35% of respondents consider the ease of access and thus potentially higher attendance the main benefit of virtual events. 53.2% saw growth in their worldwide audience, while 53.4% saw the number of international attendees rise. Meanwhile, 17.5% believe virtual is less demanding on the team, and costs less overall. 
Marguerite Peck of UK music event organizer Winter French, said, “We definitely see the value in virtual events, for increasing audiences etc. Particularly if guests are reducing their travel, however we would encourage a hybrid model where possible, particularly where networking is a key element of the event’s success.”
The need to come up with an alternative to in-real-life (IRL) events is shown by the steep drop in respondents, who ran more than 100 events annually pre-COVID. That percentage dropped from 12.5% to just 4.2% after the virus struck. 75% said they decreased their event budgets since the pandemic, even with savings on hiring sites and physical logistics, confirming just how much of an impact on business the restrictions have had. 
Others, like KTX, one of the leading broadcasters and media companies in the Philippines, where restrictions were particularly strict, even increased the number of events by moving them online. Hedda Ocampo, head of, commented, “before the pandemic virtual events were not yet fully 100% accepted by Filipino audiences. We had limited clients who were confident in mounting their events on KTX. [Then] people started to embrace the new normal and we mounted more and more events. It was an amazing year for KTX, we have never hosted so many events, even before the pandemic.”
The list of companies surveyed also includes Stoke Newington Lit Festival, the Middlesex County Cricket Club, which hosted a number of events including their AGM online, and award-winning audio-visual and live event content producers TBI Media, who utilized Eventcube to produce Tik Tok’s first virtual festival, Red Bull’s internal conferencing summit and others. 

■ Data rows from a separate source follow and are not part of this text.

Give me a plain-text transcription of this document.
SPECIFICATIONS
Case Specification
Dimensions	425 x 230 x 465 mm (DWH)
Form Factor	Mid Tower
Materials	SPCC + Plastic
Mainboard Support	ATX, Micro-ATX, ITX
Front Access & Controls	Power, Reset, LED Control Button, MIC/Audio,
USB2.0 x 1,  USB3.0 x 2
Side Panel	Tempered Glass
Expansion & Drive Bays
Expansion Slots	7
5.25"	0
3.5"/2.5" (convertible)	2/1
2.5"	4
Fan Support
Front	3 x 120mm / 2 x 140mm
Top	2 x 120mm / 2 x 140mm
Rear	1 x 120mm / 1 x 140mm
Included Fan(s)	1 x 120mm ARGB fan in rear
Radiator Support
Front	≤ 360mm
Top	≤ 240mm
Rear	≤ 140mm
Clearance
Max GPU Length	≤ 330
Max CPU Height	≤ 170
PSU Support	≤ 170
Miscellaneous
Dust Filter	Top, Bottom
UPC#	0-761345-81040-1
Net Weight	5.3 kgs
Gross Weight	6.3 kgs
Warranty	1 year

Then there’s London drawing school Wild Life Drawing, which saw an immense increase in attendees from all over the world since offering online classes. “There’s no two ways about it, if the technology hadn’t been there for us to continue Wild Life Drawling classes online, the business wouldn’t have survived the last 18 months at all. However, not only have we made it through, but we’ve seen an immense increase in attendees and from all over the world. Where we were normally limited by capacity based on the room size, we can now allow up to 250 budding artists who are logging from Europe, the US, Canada and all over the UK. So we’ve gone from a local and limited offering, to accommodating 10 times what we were before at a totally international level,” Wild Life Drawing founder Jennie Webber told Pollstar.
Eventcube founders Wil Troup and Kieran Alington told Pollstar: “Last year, all events companies had to adapt and innovate. Our clients were forced to transition to virtual formats, each of them looking for services which would allow them to sustain their operations – from small grassroots charities looking for online ways to hold fundraisers to house-hold brand names running multinational training days. 
“We, like them, have had to re-think our approach and service strategy, ensuring that our software reflects the needs and dynamics of the current market. It was crucial for us to explore and dig deep into the means of delivery – gathering feedback, analyzing the expectations of providers and collaborating with a variety of business sectors to assess what’s worked and what hasn’t. Their opinions offer crucial guidance and insight into what might come next and we are excited to be a part of that.”